Waltzing Among the Rockets
War, dining out, a high stakes election: Israeli life is back to normal.
Feb 16, 2009, Vol. 14, No. 21 • By PETER BERKOWITZ
Dominating the cover is a drawing of three combat-equipped soldiers, machine guns at the ready, illuminated by a fireball in the night sky, as they warily approach an ominous, seemingly deserted building. The drawing calls attention to the feature story, "Waltz with Hamas," an allusion to Waltz with Bashir, a Golden Globe-winning Israeli animated documentary that deals with the anxiety and trauma generated among soldiers by Israel's 1982 invasion of Lebanon. The magazine cover touts one other article: "The best soup in Tel Aviv, including recipes!"

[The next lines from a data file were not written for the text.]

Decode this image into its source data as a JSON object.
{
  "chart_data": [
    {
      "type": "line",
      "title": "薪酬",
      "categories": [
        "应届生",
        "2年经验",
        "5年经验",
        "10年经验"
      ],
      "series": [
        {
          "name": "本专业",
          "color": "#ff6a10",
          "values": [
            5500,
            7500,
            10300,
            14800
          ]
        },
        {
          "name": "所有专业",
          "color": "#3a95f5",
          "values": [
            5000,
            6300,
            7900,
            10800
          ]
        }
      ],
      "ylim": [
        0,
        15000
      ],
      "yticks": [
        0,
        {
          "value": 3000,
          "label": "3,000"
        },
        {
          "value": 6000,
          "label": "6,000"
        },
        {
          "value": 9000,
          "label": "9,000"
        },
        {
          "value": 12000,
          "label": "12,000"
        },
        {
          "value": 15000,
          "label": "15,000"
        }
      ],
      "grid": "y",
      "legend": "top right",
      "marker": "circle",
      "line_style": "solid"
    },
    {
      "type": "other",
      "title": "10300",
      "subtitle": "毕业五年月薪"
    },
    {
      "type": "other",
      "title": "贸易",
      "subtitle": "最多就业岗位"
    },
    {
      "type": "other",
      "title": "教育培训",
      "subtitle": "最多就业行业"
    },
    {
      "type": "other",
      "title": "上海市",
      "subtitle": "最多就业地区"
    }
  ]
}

And so it goes, throughout the country: War and affluence casually coexist. Even as serious threats loom, the pleasures of dining out and of preparing gourmet dishes at home beckon in this nation awash with books, music, film, theater, dance, painting, sculpture, professional sports, bars and restaurants, cafés and nightclubs.
What seems strangely subdued is discussion of the upcoming elections. Less than a week before the February 10 vote for a new parliament and prime minister, a wide variety of the Israelis I've talked to--from cab drivers to professors and lawyers, management consultants to dentists, journalists to national security officials, city residents to kibbutzniks--had not yet decided for whom they would vote and reported that many of their friends and acquaintances hadn't either.

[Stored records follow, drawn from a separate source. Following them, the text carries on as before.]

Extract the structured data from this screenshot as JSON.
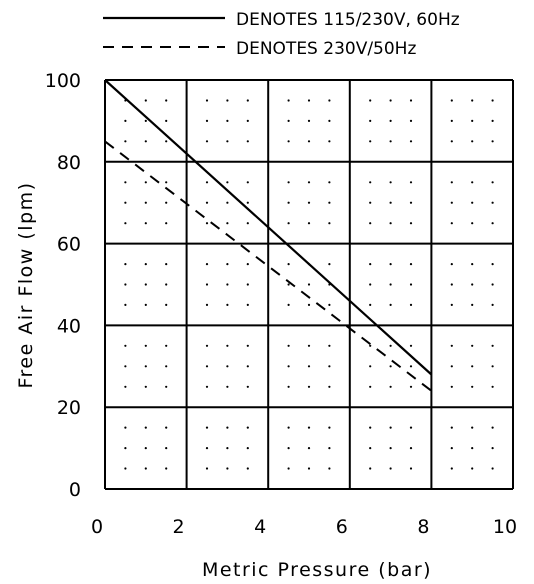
{
  "chart_data": {
    "type": "line",
    "title": "",
    "xlabel": "Metric Pressure (bar)",
    "ylabel": "Free Air Flow (lpm)",
    "xlim": [
      0,
      10
    ],
    "ylim": [
      0,
      100
    ],
    "x_ticks": [
      "0",
      "2",
      "4",
      "6",
      "8",
      "10"
    ],
    "y_ticks": [
      "0",
      "20",
      "40",
      "60",
      "80",
      "100"
    ],
    "grid": true,
    "legend_position": "top",
    "series": [
      {
        "name": "DENOTES 115/230V, 60Hz",
        "style": "solid",
        "x": [
          0,
          8
        ],
        "y": [
          100,
          28
        ]
      },
      {
        "name": "DENOTES 230V/50Hz",
        "style": "dashed",
        "x": [
          0,
          8
        ],
        "y": [
          85,
          24
        ]
      }
    ]
  }
}
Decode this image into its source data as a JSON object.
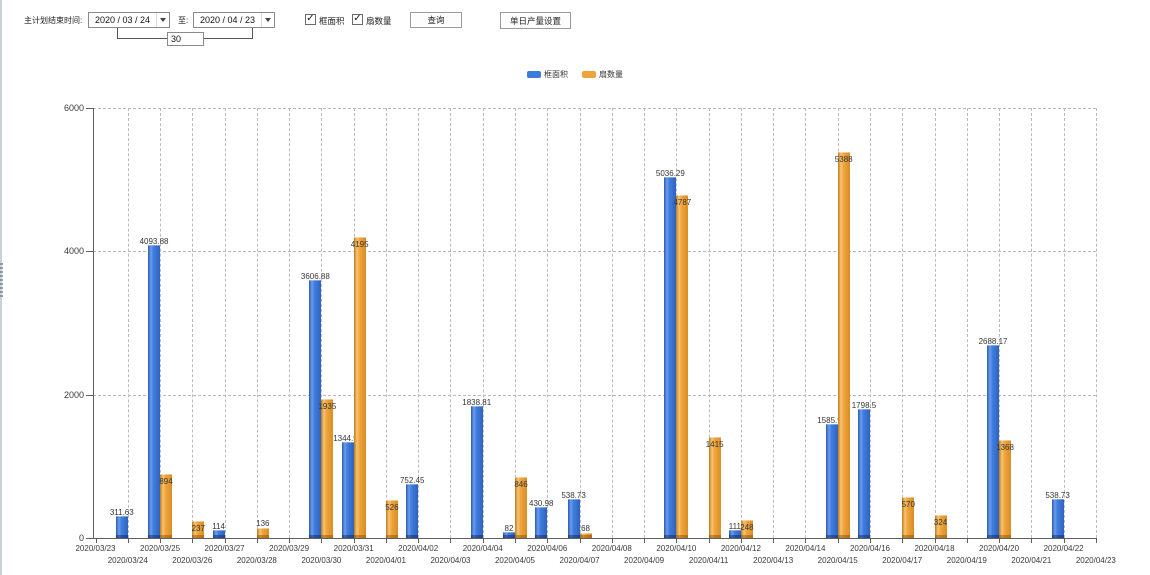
{
  "toolbar": {
    "label_plan_end": "主计划结束时间:",
    "date_from": "2020 / 03 / 24",
    "label_to": "至:",
    "date_to": "2020 / 04 / 23",
    "day_offset": "30",
    "checkbox_area_label": "框面积",
    "checkbox_fans_label": "扇数量",
    "query_button": "查询",
    "daily_output_button": "单日产量设置"
  },
  "legend": [
    {
      "label": "框面积",
      "color": "#3b7cdb"
    },
    {
      "label": "扇数量",
      "color": "#f0a43c"
    }
  ],
  "chart_data": {
    "type": "bar",
    "title": "",
    "xlabel": "",
    "ylabel": "",
    "ylim": [
      0,
      6000
    ],
    "yticks": [
      0,
      2000,
      4000,
      6000
    ],
    "grid": true,
    "legend_position": "top",
    "categories": [
      "2020/03/23",
      "2020/03/24",
      "2020/03/25",
      "2020/03/26",
      "2020/03/27",
      "2020/03/28",
      "2020/03/29",
      "2020/03/30",
      "2020/03/31",
      "2020/04/01",
      "2020/04/02",
      "2020/04/03",
      "2020/04/04",
      "2020/04/05",
      "2020/04/06",
      "2020/04/07",
      "2020/04/08",
      "2020/04/09",
      "2020/04/10",
      "2020/04/11",
      "2020/04/12",
      "2020/04/13",
      "2020/04/14",
      "2020/04/15",
      "2020/04/16",
      "2020/04/17",
      "2020/04/18",
      "2020/04/19",
      "2020/04/20",
      "2020/04/21",
      "2020/04/22",
      "2020/04/23"
    ],
    "series": [
      {
        "name": "框面积",
        "color": "#3b7cdb",
        "values": [
          null,
          311.63,
          4093.88,
          null,
          114,
          null,
          null,
          3606.88,
          1344.95,
          null,
          752.45,
          null,
          1838.81,
          82,
          430.98,
          538.73,
          null,
          null,
          5036.29,
          null,
          111,
          null,
          null,
          1585.96,
          1798.5,
          null,
          null,
          null,
          2688.17,
          null,
          538.73,
          null
        ]
      },
      {
        "name": "扇数量",
        "color": "#f0a43c",
        "values": [
          null,
          null,
          894,
          237,
          null,
          136,
          null,
          1935,
          4195,
          526,
          null,
          null,
          null,
          846,
          null,
          68,
          null,
          null,
          4787,
          1415,
          248,
          null,
          null,
          5388,
          null,
          570,
          324,
          null,
          1368,
          null,
          null,
          null
        ]
      }
    ]
  }
}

Yet the race is close. The most recent polls indicate that opposition leader and former prime minister Benjamin Netanyahu's conservative Likud party will take 26 to 27 seats in the 120-seat Knesset; foreign minister Tzipi Livni's centrist Kadima party will win 23 seats; a surging Israel Our Home, a fiercely nationalist party led by Knesset member and former Netanyahu chief of staff Avigdor Lieberman, will take a stunning 17 to 19 seats; and minister of defense and former prime minister Ehud Barak's left-liberal Labor party, buoyed by the success of Operation Cast Lead in Gaza, is projected to win 15 to 17 seats.
Although, with only four days to go before the election, more than 15 percent of Israelis tell pollsters they are undecided, it remains likely that when the dust settles, the right-wing bloc, which includes Likud, Israel Our Home, and the religious parties, will have won a majority of seats. In Israel's parliamentary system, this means that even if Kadima were to edge out Likud in the voting, President Shimon Peres would still be obliged to invite Netanyahu, the head of the largest right-wing party, to form a government.
Whoever wins will inherit major challenges. Israel remains surrounded on three sides by enemies. To the north in Lebanon, Hezbollah, since the Lebanon war in the summer of 2006, has rearmed and regrouped. To the northeast, Syria, which continues to support Hezbollah and Hamas, has deployed missiles that can reach Tel Aviv. To the east, in the West Bank, Hamas continues to plot terrorist attacks; were the Israel Defense Forces and the Israel Security Agency to reduce their continuous operations beyond the Green Line, few doubt that Hamas rockets would soon rain down on Ben Gurion Airport and downtown Tel Aviv. To the southwest, in Gaza, Hamas is down but not destroyed; unless the flow of weapons through Egypt is cut off, the next substantial Israeli military operation in Gaza will occur sooner rather than later. And behind the scenes, on every front, Iran trains and finances Israel's enemies.
The economy, moreover, while in better shape than many, still has suffered a slowdown, and may be headed for recession. The system of public education has long been underfunded and poorly run. Tel Aviv University, Israel's largest, has been grappling with a severe financial crisis and a dispirited faculty. And Israel's Muslim-Arab minority, around 20 percent of the citizenry, lags behind in all indicators of social and economic well-being and is increasingly alienated from the state.